CYTH3, GALNT3, S100A14, and ERI1 were the four potential biomarkers identified. Validation was performed on a cohort of n. 50 patients who underwent surgery followed by adjuvant carboplatin. Predictive models were established to predict chemosensitivity. The four biomarkers were also evaluated for their ability to prognosticate overall survival (OS) in three OC microarray expression datasets from The Gene Expression Omnibus. The extreme gradient boosting (XGBoost) algorithm was selected for the final model to validate the accuracy in an independent validation dataset (n = 10). CYTH3 and S100A14, followed by nodal stage, were the most important features. The signature of the four genes had a comparable prognosis to clinical information for two-year survival.

To date, only few studies attempted to apply ML to ultrasound evaluation of adnexal masses to predict benign or malignant histology.

On the other hand, some authors applied ML using only clinical and laboratory data to predict treatment response. To our best knowledge, this is the first ML algorithm basing on clinical, surgical, histophalogical and US features to predict PFS in patients diagnosed with OC.

The variables identified by the RFE as the attribute core set to predict the PFS had been already studied in literature.

In our cohort, age and menopausal status were negatively associated with PFS (Table 3).
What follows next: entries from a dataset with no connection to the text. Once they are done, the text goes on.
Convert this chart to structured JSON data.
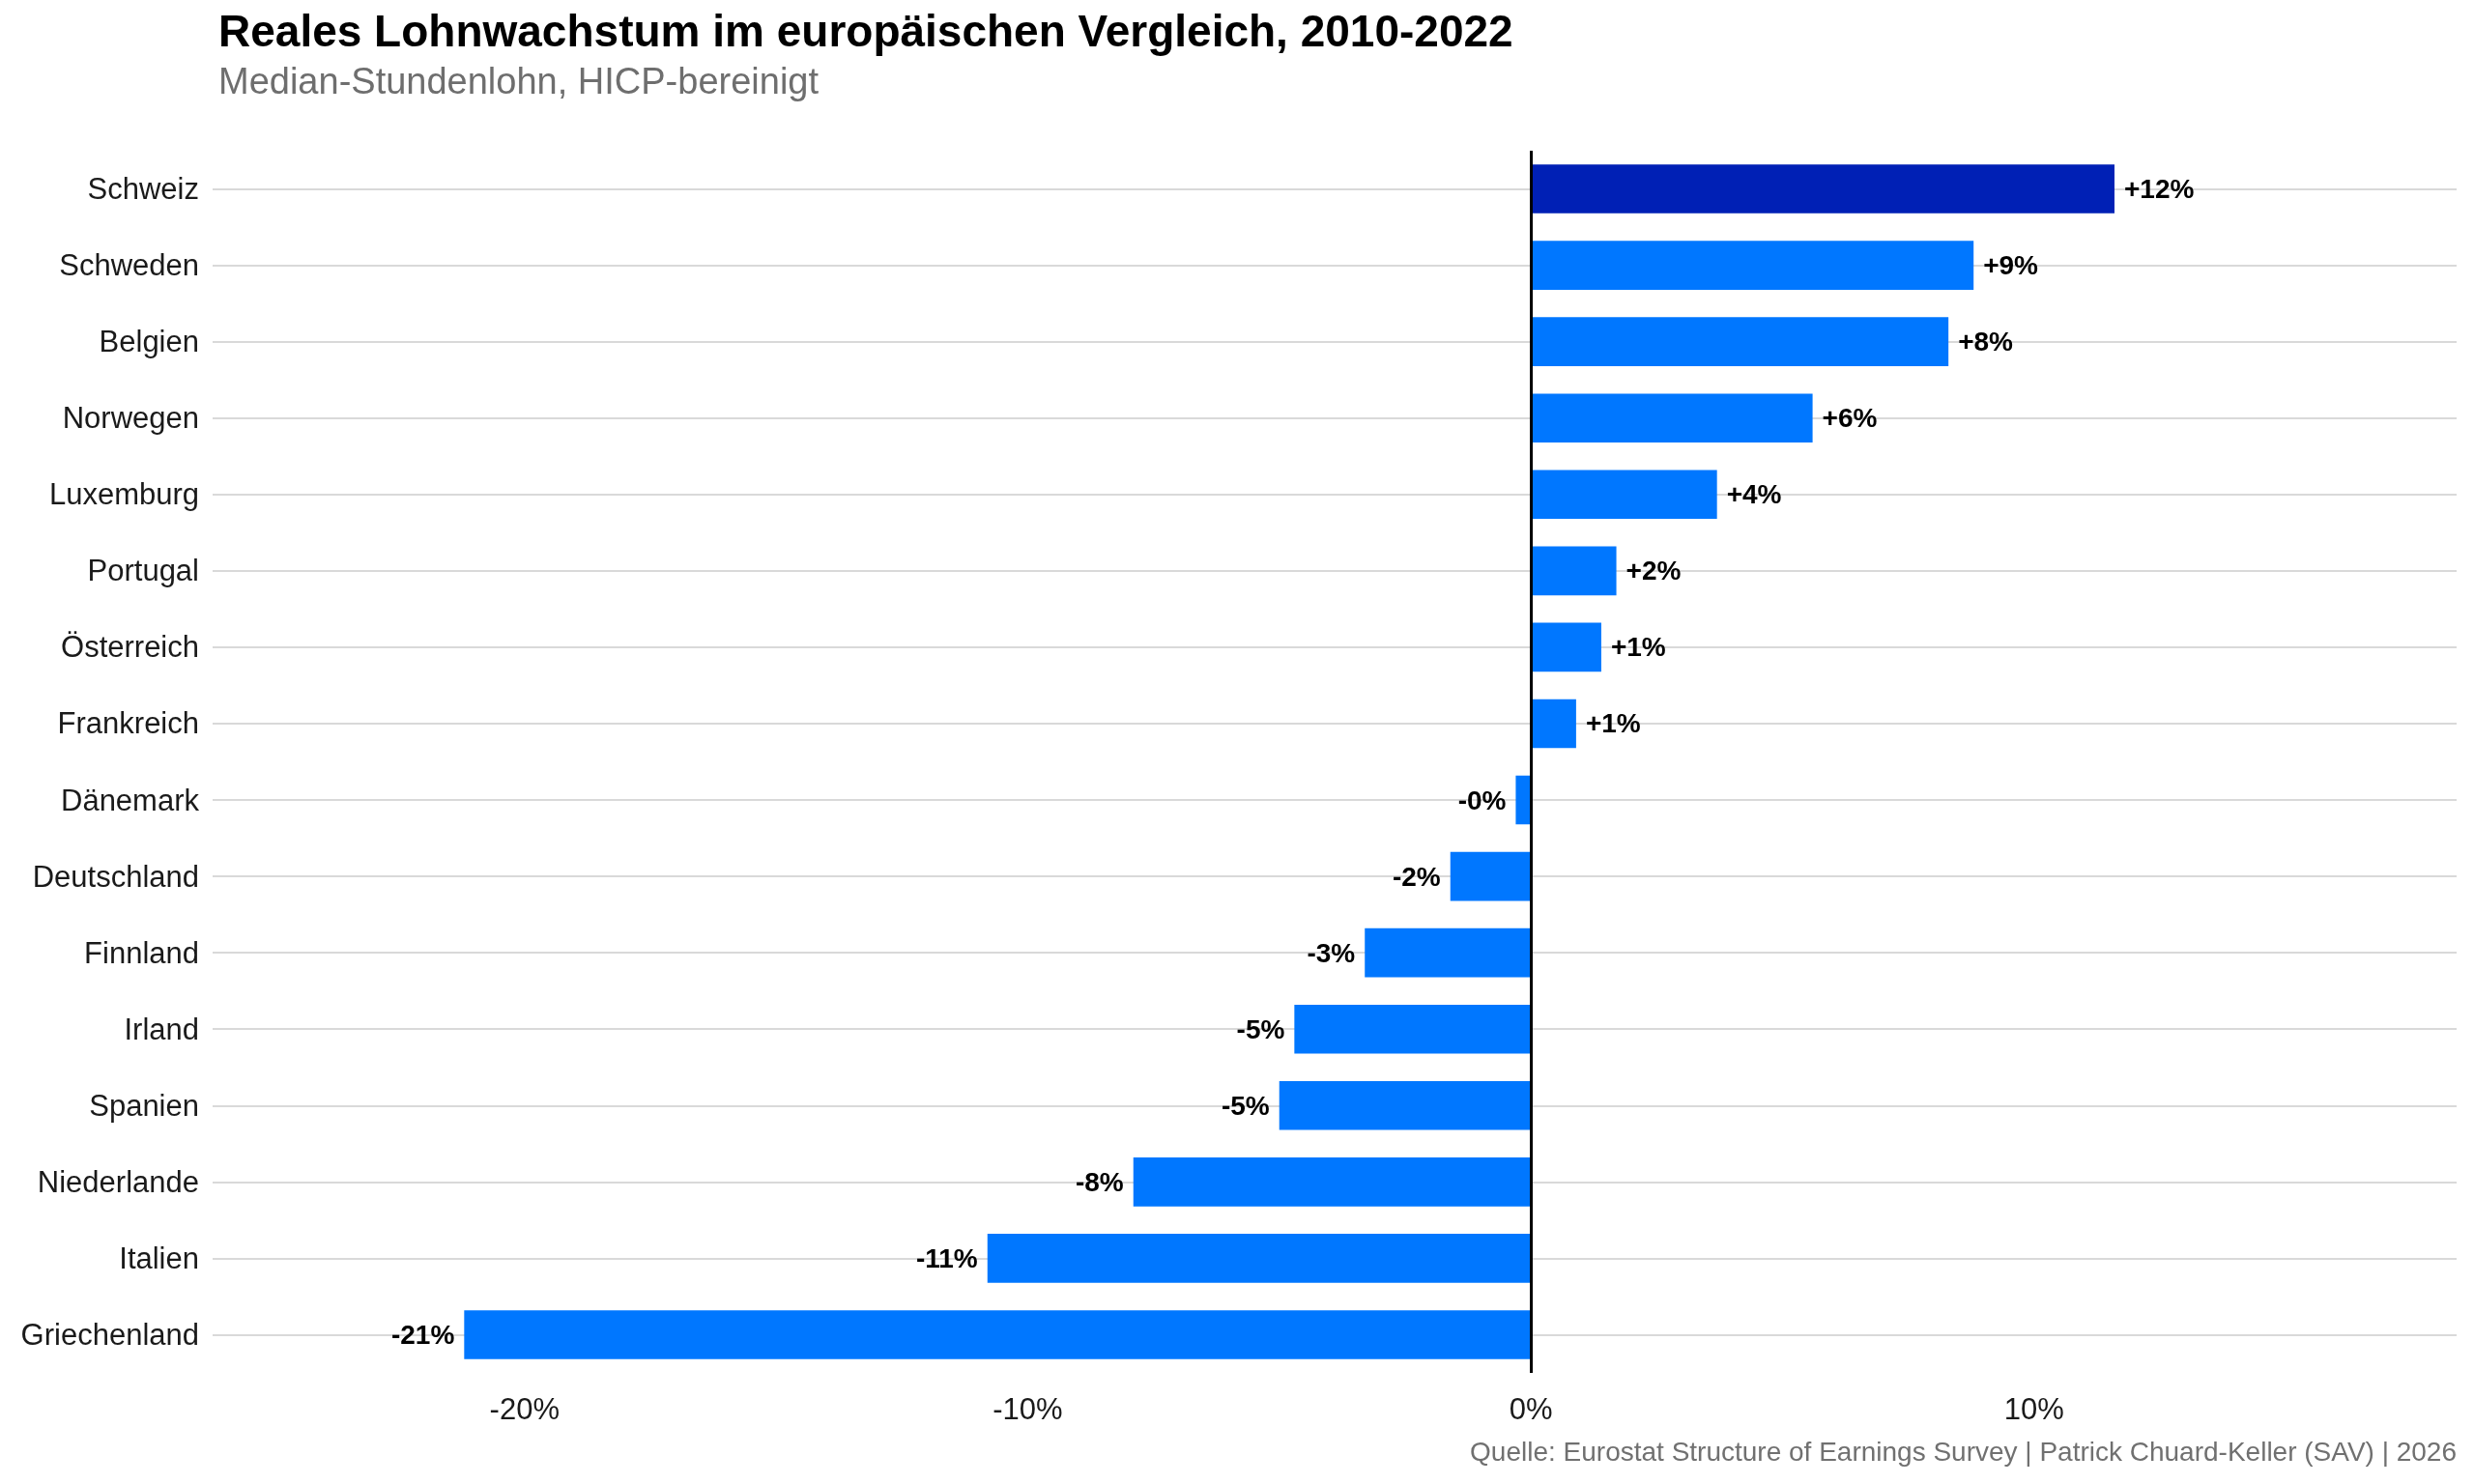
{
  "chart_data": {
    "type": "bar",
    "orientation": "horizontal",
    "title": "Reales Lohnwachstum im europäischen Vergleich, 2010-2022",
    "subtitle": "Median-Stundenlohn, HICP-bereinigt",
    "categories": [
      "Schweiz",
      "Schweden",
      "Belgien",
      "Norwegen",
      "Luxemburg",
      "Portugal",
      "Österreich",
      "Frankreich",
      "Dänemark",
      "Deutschland",
      "Finnland",
      "Irland",
      "Spanien",
      "Niederlande",
      "Italien",
      "Griechenland"
    ],
    "values": [
      11.6,
      8.8,
      8.3,
      5.6,
      3.7,
      1.7,
      1.4,
      0.9,
      -0.3,
      -1.6,
      -3.3,
      -4.7,
      -5.0,
      -7.9,
      -10.8,
      -21.2
    ],
    "colors": [
      "#0020b5",
      "#0077ff",
      "#0077ff",
      "#0077ff",
      "#0077ff",
      "#0077ff",
      "#0077ff",
      "#0077ff",
      "#0077ff",
      "#0077ff",
      "#0077ff",
      "#0077ff",
      "#0077ff",
      "#0077ff",
      "#0077ff",
      "#0077ff"
    ],
    "value_labels": [
      "+12%",
      "+9%",
      "+8%",
      "+6%",
      "+4%",
      "+2%",
      "+1%",
      "+1%",
      "-0%",
      "-2%",
      "-3%",
      "-5%",
      "-5%",
      "-8%",
      "-11%",
      "-21%"
    ],
    "xlim": [
      -26.2,
      18.4
    ],
    "xticks": [
      {
        "value": -20,
        "label": "-20%"
      },
      {
        "value": -10,
        "label": "-10%"
      },
      {
        "value": 0,
        "label": "0%"
      },
      {
        "value": 10,
        "label": "10%"
      }
    ],
    "grid": "y",
    "ref_lines": [
      {
        "axis": "x",
        "value": 0,
        "color": "#000000"
      }
    ],
    "annotations": [
      "Quelle: Eurostat Structure of Earnings Survey | Patrick Chuard-Keller (SAV) | 2026"
    ]
  }
}
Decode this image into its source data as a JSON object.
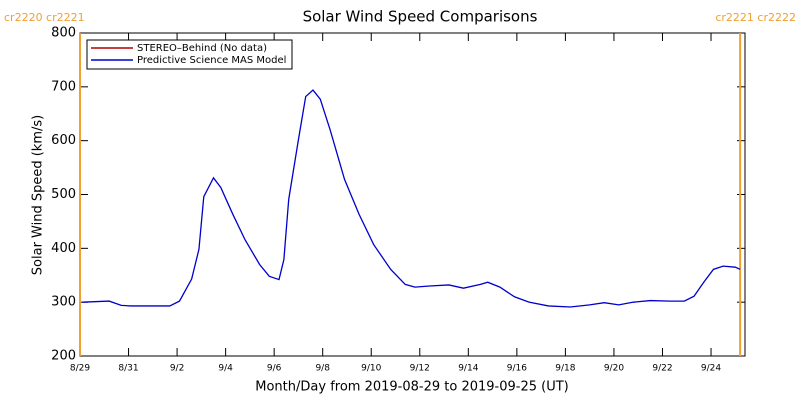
{
  "chart_data": {
    "type": "line",
    "title": "Solar Wind Speed Comparisons",
    "x_label": "Month/Day from 2019-08-29 to 2019-09-25 (UT)",
    "y_label": "Solar Wind Speed (km/s)",
    "xlim": [
      0,
      27.4
    ],
    "ylim": [
      200,
      800
    ],
    "xticks": [
      {
        "value": 0,
        "label": "8/29"
      },
      {
        "value": 2,
        "label": "8/31"
      },
      {
        "value": 4,
        "label": "9/2"
      },
      {
        "value": 6,
        "label": "9/4"
      },
      {
        "value": 8,
        "label": "9/6"
      },
      {
        "value": 10,
        "label": "9/8"
      },
      {
        "value": 12,
        "label": "9/10"
      },
      {
        "value": 14,
        "label": "9/12"
      },
      {
        "value": 16,
        "label": "9/14"
      },
      {
        "value": 18,
        "label": "9/16"
      },
      {
        "value": 20,
        "label": "9/18"
      },
      {
        "value": 22,
        "label": "9/20"
      },
      {
        "value": 24,
        "label": "9/22"
      },
      {
        "value": 26,
        "label": "9/24"
      }
    ],
    "yticks": [
      200,
      300,
      400,
      500,
      600,
      700,
      800
    ],
    "markers": [
      {
        "x": 0,
        "label": "cr2220 cr2221",
        "color": "#f0a030"
      },
      {
        "x": 27.2,
        "label": "cr2221 cr2222",
        "color": "#f0a030"
      }
    ],
    "series": [
      {
        "name": "STEREO–Behind (No data)",
        "color": "#b00000",
        "x": [],
        "values": []
      },
      {
        "name": "Predictive Science MAS Model",
        "color": "#0000cc",
        "x": [
          0.1,
          1.2,
          1.7,
          2.1,
          2.9,
          3.7,
          4.1,
          4.6,
          4.9,
          5.1,
          5.5,
          5.8,
          6.3,
          6.8,
          7.4,
          7.8,
          8.2,
          8.4,
          8.6,
          9.0,
          9.3,
          9.6,
          9.9,
          10.3,
          10.9,
          11.5,
          12.1,
          12.8,
          13.4,
          13.8,
          14.4,
          15.2,
          15.8,
          16.5,
          16.8,
          17.3,
          17.9,
          18.5,
          19.3,
          20.2,
          21.0,
          21.6,
          22.2,
          22.8,
          23.5,
          24.3,
          24.9,
          25.3,
          25.7,
          26.1,
          26.5,
          27.0,
          27.2
        ],
        "values": [
          300,
          302,
          294,
          293,
          293,
          293,
          302,
          343,
          398,
          496,
          531,
          513,
          463,
          416,
          370,
          348,
          342,
          379,
          491,
          602,
          682,
          694,
          677,
          621,
          528,
          463,
          407,
          361,
          333,
          328,
          330,
          332,
          326,
          333,
          337,
          328,
          310,
          300,
          293,
          291,
          295,
          299,
          295,
          300,
          303,
          302,
          302,
          311,
          337,
          361,
          367,
          365,
          361
        ]
      }
    ],
    "legend": "upper left"
  }
}
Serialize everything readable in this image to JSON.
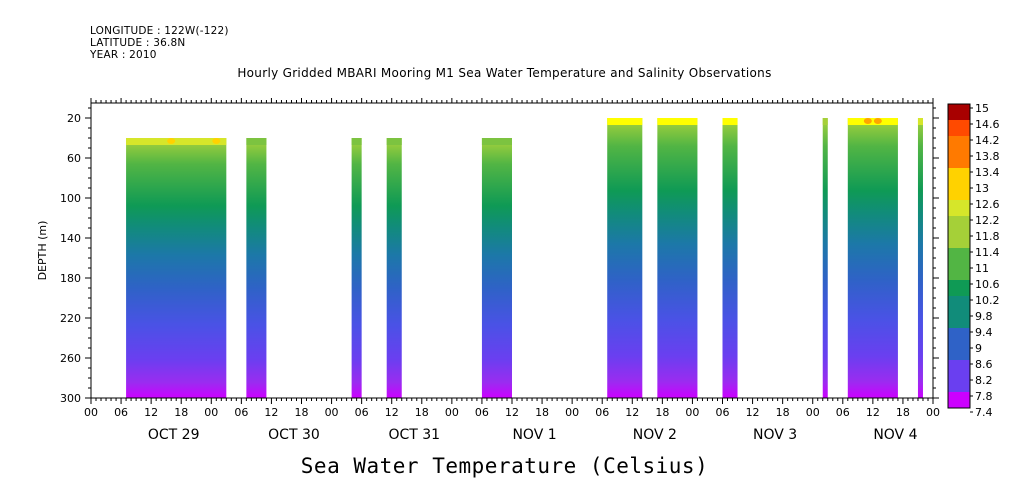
{
  "header": {
    "longitude": "LONGITUDE : 122W(-122)",
    "latitude": "LATITUDE : 36.8N",
    "year": "YEAR : 2010"
  },
  "chart_title": "Hourly Gridded MBARI Mooring M1 Sea Water Temperature and Salinity Observations",
  "colorbar_title": "Sea Water Temperature (Celsius)",
  "chart_data": {
    "type": "heatmap",
    "title": "Hourly Gridded MBARI Mooring M1 Sea Water Temperature and Salinity Observations",
    "xlabel": "",
    "ylabel": "DEPTH (m)",
    "x_hour_ticks": [
      "00",
      "06",
      "12",
      "18",
      "00",
      "06",
      "12",
      "18",
      "00",
      "06",
      "12",
      "18",
      "00",
      "06",
      "12",
      "18",
      "00",
      "06",
      "12",
      "18",
      "00",
      "06",
      "12",
      "18",
      "00",
      "06",
      "12",
      "18",
      "00"
    ],
    "x_day_labels": [
      "OCT 29",
      "OCT 30",
      "OCT 31",
      "NOV  1",
      "NOV  2",
      "NOV  3",
      "NOV  4"
    ],
    "xlim_hours": [
      0,
      168
    ],
    "ylim": [
      300,
      5
    ],
    "y_ticks": [
      20,
      60,
      100,
      140,
      180,
      220,
      260,
      300
    ],
    "colorbar": {
      "label": "Sea Water Temperature (Celsius)",
      "min": 7.4,
      "max": 15,
      "tick_labels": [
        "15",
        "14.6",
        "14.2",
        "13.8",
        "13.4",
        "13",
        "12.6",
        "12.2",
        "11.8",
        "11.4",
        "11",
        "10.6",
        "10.2",
        "9.8",
        "9.4",
        "9",
        "8.6",
        "8.2",
        "7.8",
        "7.4"
      ]
    },
    "data_blocks": [
      {
        "start_hour": 7,
        "end_hour": 27,
        "top_depth": 40,
        "surface_temp": 12.2,
        "warm_spots": [
          16,
          25
        ]
      },
      {
        "start_hour": 31,
        "end_hour": 35,
        "top_depth": 40,
        "surface_temp": 11.6
      },
      {
        "start_hour": 52,
        "end_hour": 54,
        "top_depth": 40,
        "surface_temp": 11.4
      },
      {
        "start_hour": 59,
        "end_hour": 62,
        "top_depth": 40,
        "surface_temp": 11.6
      },
      {
        "start_hour": 78,
        "end_hour": 84,
        "top_depth": 40,
        "surface_temp": 11.6
      },
      {
        "start_hour": 103,
        "end_hour": 110,
        "top_depth": 20,
        "surface_temp": 12.4
      },
      {
        "start_hour": 113,
        "end_hour": 121,
        "top_depth": 20,
        "surface_temp": 12.4
      },
      {
        "start_hour": 126,
        "end_hour": 129,
        "top_depth": 20,
        "surface_temp": 12.6
      },
      {
        "start_hour": 146,
        "end_hour": 147,
        "top_depth": 20,
        "surface_temp": 12.0
      },
      {
        "start_hour": 151,
        "end_hour": 161,
        "top_depth": 20,
        "surface_temp": 12.6,
        "warm_spots": [
          155,
          157
        ]
      },
      {
        "start_hour": 165,
        "end_hour": 166,
        "top_depth": 20,
        "surface_temp": 12.2
      }
    ]
  }
}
Consistently, Okunade et al. reported that age ≤ 55 years was an independent predictor of improved PFS [53]. In the study of Trifanescu et al., in premenopausal women, PFS was significantly higher than in post-menopausal ones [54].

In clinical practice, residual tumor is regarded as the most important factor for PFS [53]. Patients with absence of residual tumor after primary debulking surgery or interval debulking surgery have an increased PFS and OS rates compared to patients with residual tumor [55]. However, in our study, this was not identified by ML as a predictor of prognosis. Of note running a LR for inferential purpose, residual tumor was found associated with PFS (OR 3.04, 95% CI 1.62–4.46, data not shown). Additionally, residual tumor was strongly correlated with high FIGO Stage in our cohort (Cramer’s V = 0.91, data not shown). In this regard, on building a XGBoost-based RFE wrapper, it must be noticed that such multicollinearity is auto-handled and algorithm only keeps one of autocorrelated attributes for splitting trees [56]. This might explain why residual tumor was not included in the attribute core set.

The main limitation of our study is the low sample size, which in fundamental in ML research. Neverdless RFF as proven robust in previous studies with low or similar sample size [23]. To be adopted in clinical practice, the algorithm will need extensive external validation on larger prospective cohorts.

In gynecologic oncology, ML is a step toward precision medicine, leading to an improved patient profile and personalized treatment.

This model could be applied at the time of diagnosis to predict 12 month PFS in patients with OC. Ultrasound is a simple, non-invasive and inexpensive examination. The creation of a ML approach applied to gynecological ultrasound could allow to personalize the follow-up, stratifying patients according to the predicted PFS, intensifying the prescription of instrumental examinations in high-risk patients and reducing the request in low-risk patients.

This algorithm requires few easy-to-collect attributes. Further studies are needed to assess the potential of ML algorithms in routine gynecologic care.